Tuesday 7 November 2023

Having my say. Banning marches. Labelling marchers. Language stuff.

After I got rained on coming back from my run yesterday morning, the day mostly improved but with occasional lapses into wet and wild once more. The greatest of the rollers out at sea had calmed down, there were fishermen out on the beach and I saw people walking out to the lighthouse again. During the last few days, such an activity might have seen you blown off the breakwater and onto the ocean. 


In the afternoon yesterday I managed to join in the Italian conversation class on zoom. I had to go down to the foyer of the hotel to have a strong enough wifi signal. This was mostly okay but one of our group kept moaning about extraneous noise whenever anyone spoke to the receptionist at the other end of the foyer. So I kept having to mute myself except for when I actually had something to say - bang goes spontaneity! So it goes. 


It seems there is another pro-peace in Palestine demonstration planned for Saturday in London, which just happens to be Remembrance Day. Consequently the Metropolitan police have been considering banning the march on the grounds that it would be inappropriate. How odd that an appeal for an end to fighting should be deemed inappropriate on a day that celebrates peace and remembers those who died to achieve it. The ever-compassionate Suella Braverman apparently said, “The hate marchers need to understand that decent British people have had enough of these displays of thuggish intimidation and extremism.” It seems to me that an awful lot of people are being wrongly labeled as “hate marchers” and “thugs”. 


Now, something less serious. When we were university students one of our professors went on and on about Received Pronunciation, standard English in other words, the “correct” way of saying things. Now it seems that standard English is disappearing, replaced by MLE, Multicultural London English, the dialect of young ethnic minority people in London and the south-east of England, popularised by grime music and TV shows. MLE has risen in line with the decline of the accent that hitherto distinguished working-class Londoners: cockney. Most working-class, young, white British people in southern England today either speak MLE or the accent that characterises working-class white people in Essex and Hertfordshire: estuary English. Young footballers who originate from other countries speak it perfectly. 

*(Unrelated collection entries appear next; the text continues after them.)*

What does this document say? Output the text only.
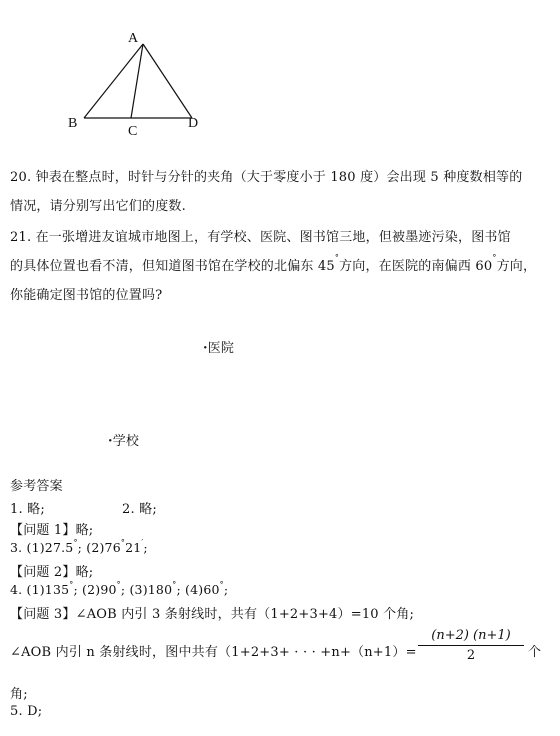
A
B
C
D
20. 钟表在整点时，时针与分针的夹角（大于零度小于 180 度）会出现 5 种度数相等的
情况，请分别写出它们的度数.
21. 在一张增进友谊城市地图上，有学校、医院、图书馆三地，但被墨迹污染，图书馆
的具体位置也看不清，但知道图书馆在学校的北偏东 45°方向，在医院的南偏西 60°方向，
你能确定图书馆的位置吗?
·医院
·学校
参考答案
1. 略;	2. 略;
【问题 1】略;
3. (1)27.5°; (2)76°21′;
【问题 2】略;
4. (1)135°; (2)90°; (3)180°; (4)60°;
【问题 3】∠AOB 内引 3 条射线时，共有（1+2+3+4）=10 个角;
∠AOB 内引 n 条射线时，图中共有（1+2+3+ · · · +n+（n+1）=
(n+2) (n+1)
2	个
角;
5. D;
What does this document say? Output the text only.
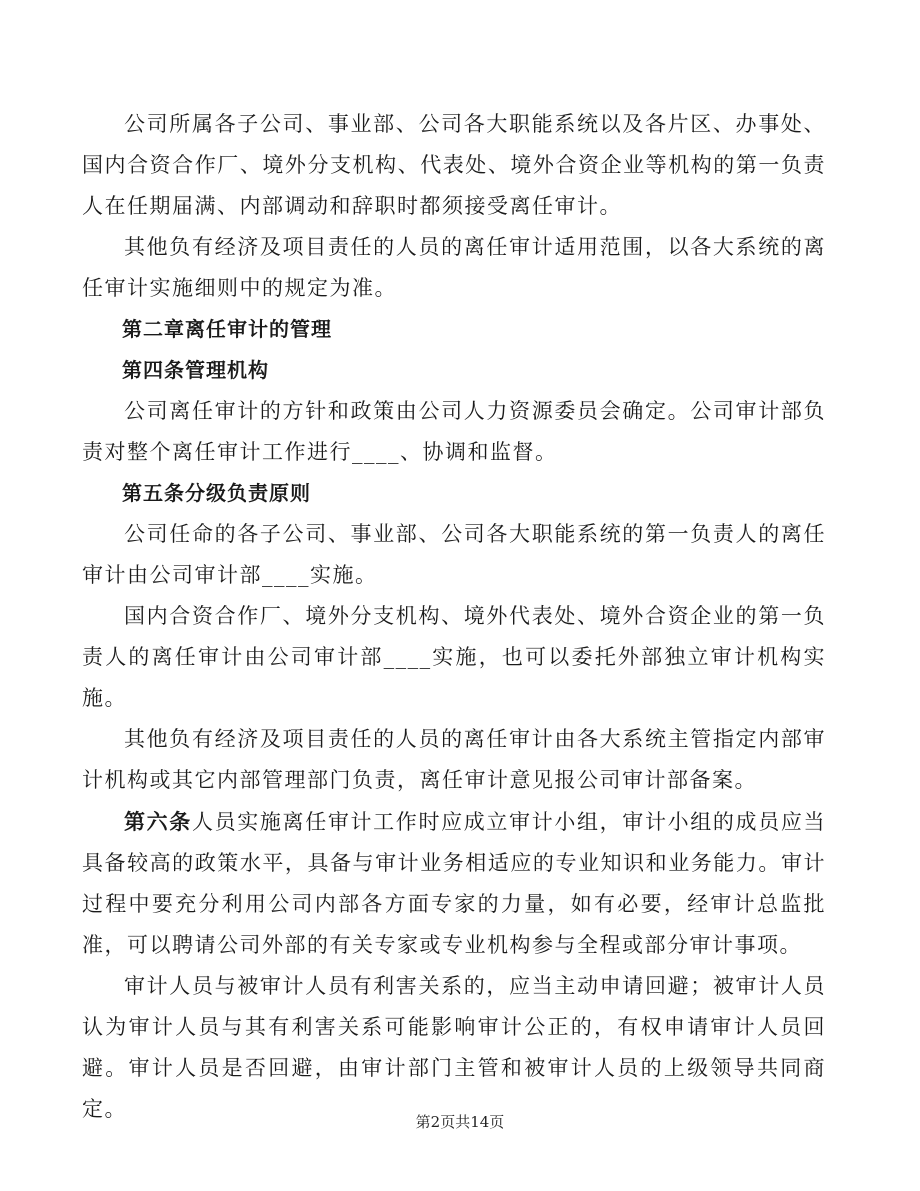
公司所属各子公司、事业部、公司各大职能系统以及各片区、办事处、国内合资合作厂、境外分支机构、代表处、境外合资企业等机构的第一负责人在任期届满、内部调动和辞职时都须接受离任审计。

其他负有经济及项目责任的人员的离任审计适用范围，以各大系统的离任审计实施细则中的规定为准。

第二章离任审计的管理

第四条管理机构

公司离任审计的方针和政策由公司人力资源委员会确定。公司审计部负责对整个离任审计工作进行____、协调和监督。

第五条分级负责原则

公司任命的各子公司、事业部、公司各大职能系统的第一负责人的离任审计由公司审计部____实施。

国内合资合作厂、境外分支机构、境外代表处、境外合资企业的第一负责人的离任审计由公司审计部____实施，也可以委托外部独立审计机构实施。

其他负有经济及项目责任的人员的离任审计由各大系统主管指定内部审计机构或其它内部管理部门负责，离任审计意见报公司审计部备案。

第六条人员实施离任审计工作时应成立审计小组，审计小组的成员应当具备较高的政策水平，具备与审计业务相适应的专业知识和业务能力。审计过程中要充分利用公司内部各方面专家的力量，如有必要，经审计总监批准，可以聘请公司外部的有关专家或专业机构参与全程或部分审计事项。

审计人员与被审计人员有利害关系的，应当主动申请回避；被审计人员认为审计人员与其有利害关系可能影响审计公正的，有权申请审计人员回避。审计人员是否回避，由审计部门主管和被审计人员的上级领导共同商定。

第2页共14页
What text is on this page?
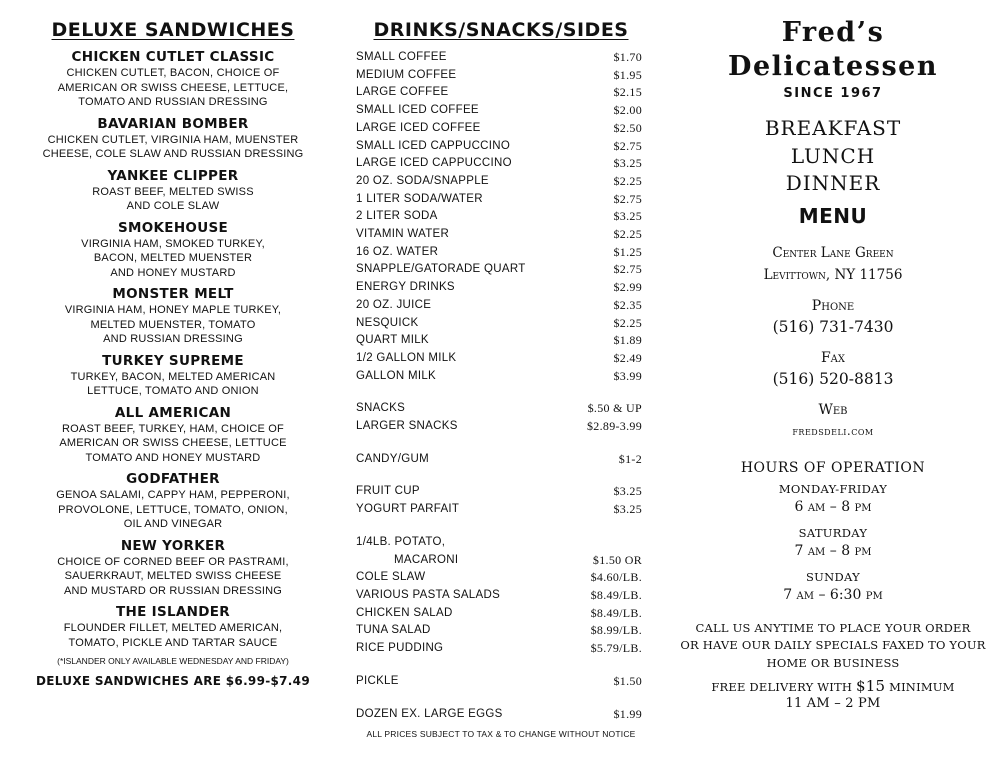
DELUXE SANDWICHES
CHICKEN CUTLET CLASSIC
CHICKEN CUTLET, BACON, CHOICE OF
AMERICAN OR SWISS CHEESE, LETTUCE,
TOMATO AND RUSSIAN DRESSING
BAVARIAN BOMBER
CHICKEN CUTLET, VIRGINIA HAM, MUENSTER
CHEESE, COLE SLAW AND RUSSIAN DRESSING
YANKEE CLIPPER
ROAST BEEF, MELTED SWISS
AND COLE SLAW
SMOKEHOUSE
VIRGINIA HAM, SMOKED TURKEY,
BACON, MELTED MUENSTER
AND HONEY MUSTARD
MONSTER MELT
VIRGINIA HAM, HONEY MAPLE TURKEY,
MELTED MUENSTER, TOMATO
AND RUSSIAN DRESSING
TURKEY SUPREME
TURKEY, BACON, MELTED AMERICAN
LETTUCE, TOMATO AND ONION
ALL AMERICAN
ROAST BEEF, TURKEY, HAM, CHOICE OF
AMERICAN OR SWISS CHEESE, LETTUCE
TOMATO AND HONEY MUSTARD
GODFATHER
GENOA SALAMI, CAPPY HAM, PEPPERONI,
PROVOLONE, LETTUCE, TOMATO, ONION,
OIL AND VINEGAR
NEW YORKER
CHOICE OF CORNED BEEF OR PASTRAMI,
SAUERKRAUT, MELTED SWISS CHEESE
AND MUSTARD OR RUSSIAN DRESSING
THE ISLANDER
FLOUNDER FILLET, MELTED AMERICAN,
TOMATO, PICKLE AND TARTAR SAUCE
(*ISLANDER ONLY AVAILABLE WEDNESDAY AND FRIDAY)
DELUXE SANDWICHES ARE $6.99-$7.49
DRINKS/SNACKS/SIDES
SMALL COFFEE	$1.70
MEDIUM COFFEE	$1.95
LARGE COFFEE	$2.15
SMALL ICED COFFEE	$2.00
LARGE ICED COFFEE	$2.50
SMALL ICED CAPPUCCINO	$2.75
LARGE ICED CAPPUCCINO	$3.25
20 OZ. SODA/SNAPPLE	$2.25
1 LITER SODA/WATER	$2.75
2 LITER SODA	$3.25
VITAMIN WATER	$2.25
16 OZ. WATER	$1.25
SNAPPLE/GATORADE QUART	$2.75
ENERGY DRINKS	$2.99
20 OZ. JUICE	$2.35
NESQUICK	$2.25
QUART MILK	$1.89
1/2 GALLON MILK	$2.49
GALLON MILK	$3.99
SNACKS	$.50 & UP
LARGER SNACKS	$2.89-3.99
CANDY/GUM	$1-2
FRUIT CUP	$3.25
YOGURT PARFAIT	$3.25
1/4LB. POTATO,
MACARONI	$1.50 OR
COLE SLAW	$4.60/LB.
VARIOUS PASTA SALADS	$8.49/LB.
CHICKEN SALAD	$8.49/LB.
TUNA SALAD	$8.99/LB.
RICE PUDDING	$5.79/LB.
PICKLE	$1.50
DOZEN EX. LARGE EGGS	$1.99
ALL PRICES SUBJECT TO TAX & TO CHANGE WITHOUT NOTICE
Fred’s
Delicatessen
SINCE 1967
BREAKFAST
LUNCH
DINNER
MENU
Center Lane Green
Levittown, NY 11756
Phone
(516) 731-7430
Fax
(516) 520-8813
Web
fredsdeli.com
HOURS OF OPERATION
MONDAY-FRIDAY
6 am – 8 pm
SATURDAY
7 am – 8 pm
SUNDAY
7 am – 6:30 pm
CALL US ANYTIME TO PLACE YOUR ORDER
OR HAVE OUR DAILY SPECIALS FAXED TO YOUR
HOME OR BUSINESS
FREE DELIVERY WITH $15 MINIMUM
11 AM – 2 PM
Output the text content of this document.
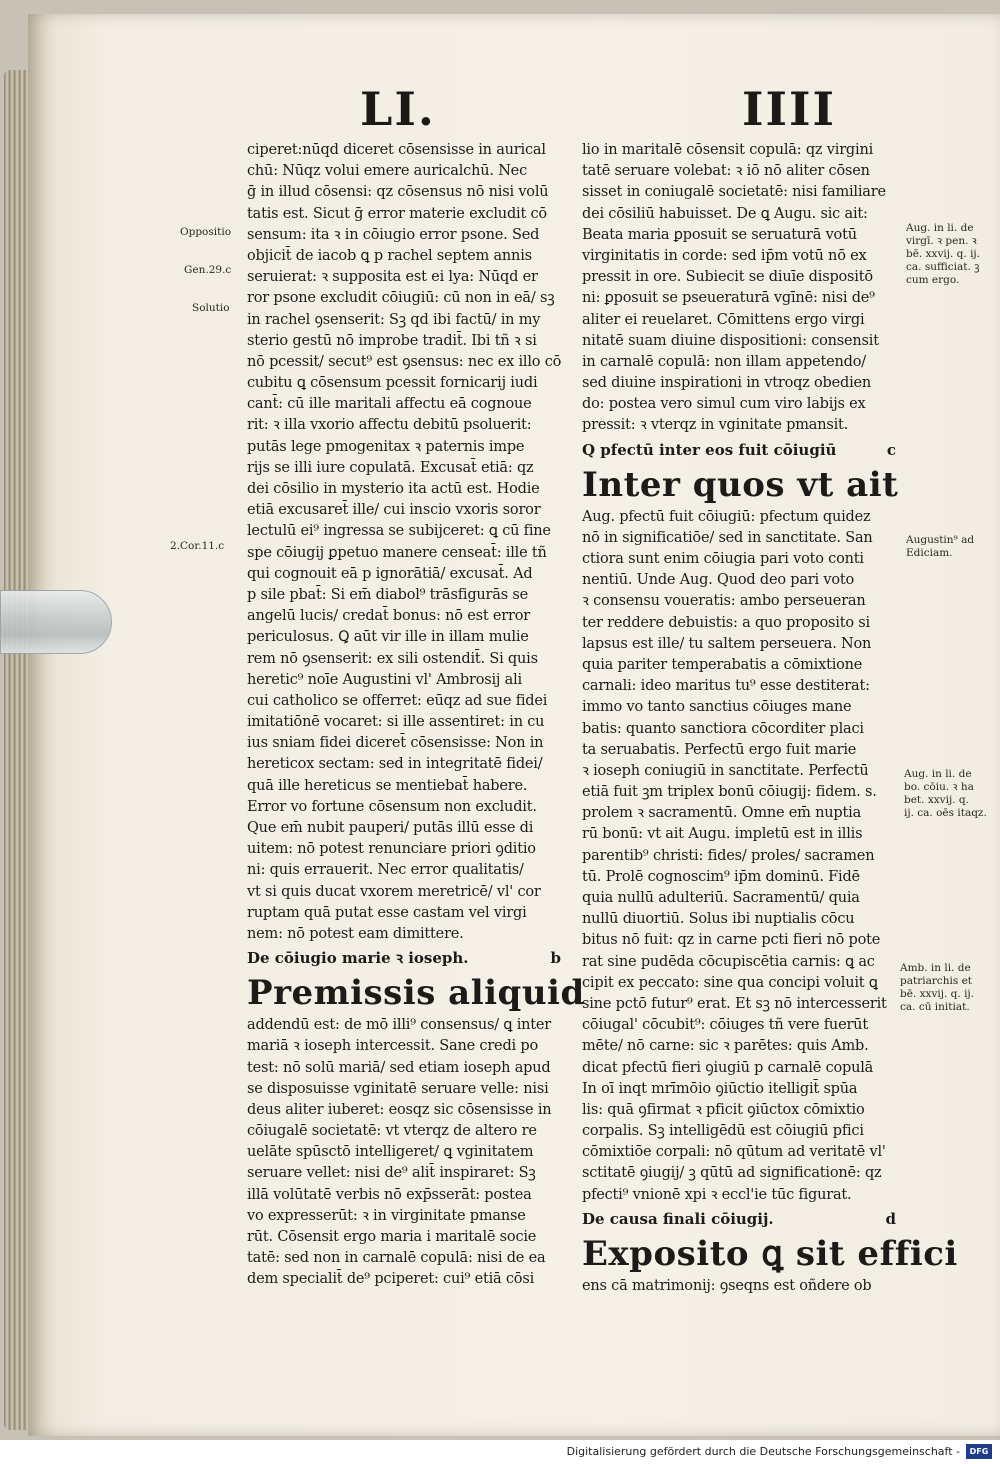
LI.	IIII

ciperet:nūqd diceret cōsensisse in aurical

chū: Nūqz volui emere auricalchū. Nec

ḡ in illud cōsensi: qz cōsensus nō nisi volū

tatis est. Sicut ḡ error materie excludit cō

sensum: ita ꝛ in cōiugio error psone. Sed

objicit̄ de iacob ꝗ p rachel septem annis

seruierat: ꝛ supposita est ei lya: Nūqd er

ror psone excludit cōiugiū: cū non in eā/ sꝫ

in rachel ꝯsenserit: Sꝫ qd ibi factū/ in my

sterio gestū nō improbe tradit̄. Ibi tñ ꝛ si

nō pcessit/ secut⁹ est ꝯsensus: nec ex illo cō

cubitu ꝗ cōsensum pcessit fornicarij iudi

cant̄: cū ille maritali affectu eā cognoue

rit: ꝛ illa vxorio affectu debitū psoluerit:

putās lege pmogenitax ꝛ paternis impe

rijs se illi iure copulatā. Excusat̄ etiā: qz

dei cōsilio in mysterio ita actū est. Hodie

etiā excusaret̄ ille/ cui inscio vxoris soror

lectulū ei⁹ ingressa se subijceret: ꝗ cū fine

spe cōiugij ꝑpetuo manere censeat̄: ille tñ

qui cognouit eā p ignorātiā/ excusat̄. Ad

p sile pbat̄: Si em̄ diabol⁹ trāsfigurās se

angelū lucis/ credat̄ bonus: nō est error

periculosus. Ꝗ aūt vir ille in illam mulie

rem nō ꝯsenserit: ex sili ostendit̄. Si quis

heretic⁹ noīe Augustini vl' Ambrosij ali

cui catholico se offerret: eūqz ad sue fidei

imitatiōnē vocaret: si ille assentiret: in cu

ius sniam fidei diceret̄ cōsensisse: Non in

hereticox sectam: sed in integritatē fidei/

quā ille hereticus se mentiebat̄ habere.

Error vo fortune cōsensum non excludit.

Que em̄ nubit pauperi/ putās illū esse di

uitem: nō potest renunciare priori ꝯditio

ni: quis errauerit. Nec error qualitatis/

vt si quis ducat vxorem meretricē/ vl' cor

ruptam quā putat esse castam vel virgi

nem: nō potest eam dimittere.

De cōiugio marie ꝛ ioseph.	b

Premissis aliquid

addendū est: de mō illi⁹ consensus/ ꝗ inter

mariā ꝛ ioseph intercessit. Sane credi po

test: nō solū mariā/ sed etiam ioseph apud

se disposuisse vginitatē seruare velle: nisi

deus aliter iuberet: eosqz sic cōsensisse in

cōiugalē societatē: vt vterqz de altero re

uelāte spūsctō intelligeret/ ꝗ vginitatem

seruare vellet: nisi de⁹ alit̄ inspiraret: Sꝫ

illā volūtatē verbis nō exp̄sserāt: postea

vo expresserūt: ꝛ in virginitate pmanse

rūt. Cōsensit ergo maria i maritalē socie

tatē: sed non in carnalē copulā: nisi de ea

dem specialit̄ de⁹ pciperet: cui⁹ etiā cōsi

lio in maritalē cōsensit copulā: qz virgini

tatē seruare volebat: ꝛ iō nō aliter cōsen

sisset in coniugalē societatē: nisi familiare

dei cōsiliū habuisset. De ꝗ Augu. sic ait:

Beata maria ꝑposuit se seruaturā votū

virginitatis in corde: sed ip̄m votū nō ex

pressit in ore. Subiecit se diuīe dispositō

ni: ꝑposuit se pseueraturā vgīnē: nisi de⁹

aliter ei reuelaret. Cōmittens ergo virgi

nitatē suam diuine dispositioni: consensit

in carnalē copulā: non illam appetendo/

sed diuine inspirationi in vtroqz obedien

do: postea vero simul cum viro labijs ex

pressit: ꝛ vterqz in vginitate pmansit.

Q pfectū inter eos fuit cōiugiū	c

Inter quos vt ait

Aug. pfectū fuit cōiugiū: pfectum quidez

nō in significatiōe/ sed in sanctitate. San

ctiora sunt enim cōiugia pari voto conti

nentiū. Unde Aug. Quod deo pari voto

ꝛ consensu voueratis: ambo perseueran

ter reddere debuistis: a quo proposito si

lapsus est ille/ tu saltem perseuera. Non

quia pariter temperabatis a cōmixtione

carnali: ideo maritus tu⁹ esse destiterat:

immo vo tanto sanctius cōiuges mane

batis: quanto sanctiora cōcorditer placi

ta seruabatis. Perfectū ergo fuit marie

ꝛ ioseph coniugiū in sanctitate. Perfectū

etiā fuit ꝫm triplex bonū cōiugij: fidem. s.

prolem ꝛ sacramentū. Omne em̄ nuptia

rū bonū: vt ait Augu. impletū est in illis

parentib⁹ christi: fides/ proles/ sacramen

tū. Prolē cognoscim⁹ ip̄m dominū. Fidē

quia nullū adulteriū. Sacramentū/ quia

nullū diuortiū. Solus ibi nuptialis cōcu

bitus nō fuit: qz in carne pcti fieri nō pote

rat sine pudēda cōcupiscētia carnis: ꝗ ac

cipit ex peccato: sine qua concipi voluit ꝗ

sine pctō futur⁹ erat. Et sꝫ nō intercesserit

cōiugal' cōcubit⁹: cōiuges tñ vere fuerūt

mēte/ nō carne: sic ꝛ parētes: quis Amb.

dicat pfectū fieri ꝯiugiū p carnalē copulā

In oī inqt mrīmōio ꝯiūctio itelligit̄ spūa

lis: quā ꝯfirmat ꝛ pficit ꝯiūctox cōmixtio

corpalis. Sꝫ intelligēdū est cōiugiū pfici

cōmixtiōe corpali: nō qūtum ad veritatē vl'

sctitatē ꝯiugij/ ꝫ qūtū ad significationē: qz

pfecti⁹ vnionē xpi ꝛ eccl'ie tūc figurat.

De causa finali cōiugij.	d

Exposito ꝗ sit effici

ens cā matrimonij: ꝯseqns est oñdere ob

Oppositio

Gen.29.c

Solutio

2.Cor.11.c

Aug. in li. de
virgī. ꝛ pen. ꝛ
bē. xxvij. q. ij.
ca. sufficiat. ꝫ
cum ergo.
Augustin⁹ ad
Ediciam.
Aug. in li. de
bo. cōiu. ꝛ ha
bet. xxvij. q.
ij. ca. oēs itaqz.
Amb. in li. de
patriarchis et
bē. xxvij. q. ij.
ca. cū initiat.
Digitalisierung gefördert durch die Deutsche Forschungsgemeinschaft -	DFG
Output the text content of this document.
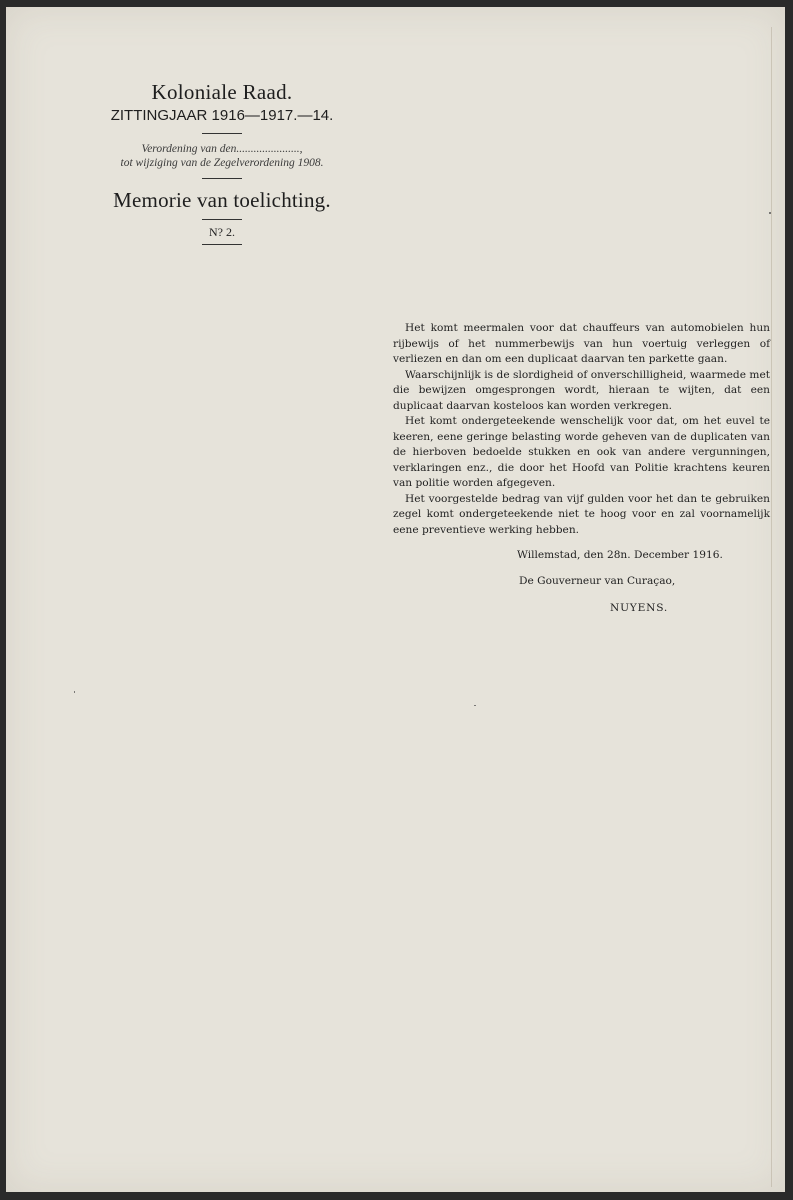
Koloniale Raad.

ZITTINGJAAR 1916—1917.—14.

Verordening van den......................,
tot wijziging van de Zegelverordening 1908.

Memorie van toelichting.

N? 2.

Het komt meermalen voor dat chauffeurs van automobielen hun rijbewijs of het nummerbewijs van hun voertuig verleggen of verliezen en dan om een duplicaat daarvan ten parkette gaan.

Waarschijnlijk is de slordigheid of onverschilligheid, waarmede met die bewijzen omgesprongen wordt, hieraan te wijten, dat een duplicaat daarvan kosteloos kan worden verkregen.

Het komt ondergeteekende wenschelijk voor dat, om het euvel te keeren, eene geringe belasting worde geheven van de duplicaten van de hierboven bedoelde stukken en ook van andere vergunningen, verklaringen enz., die door het Hoofd van Politie krachtens keuren van politie worden afgegeven.

Het voorgestelde bedrag van vijf gulden voor het dan te gebruiken zegel komt ondergeteekende niet te hoog voor en zal voornamelijk eene preventieve werking hebben.

Willemstad, den 28n. December 1916.
De Gouverneur van Curaçao,
NUYENS.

And although it has not yet replaced the Northern English accents, I hear traces of it. The letters “th” as in “think” and “this” become “f” and “v” - our own Granddaughter Number Two does it, and then maintains that she is physically incapable of saying anything different.  And please don’t get me started on the demise of the letter “t”, replaced by the glottal stop, as in “li’’le bo’’le” for “little bottle”. Even some BBC presenters cannot say “t” in the middle of a word. So much for BBC english!  I despair!


Life goes on. Stay safe and well, everyone!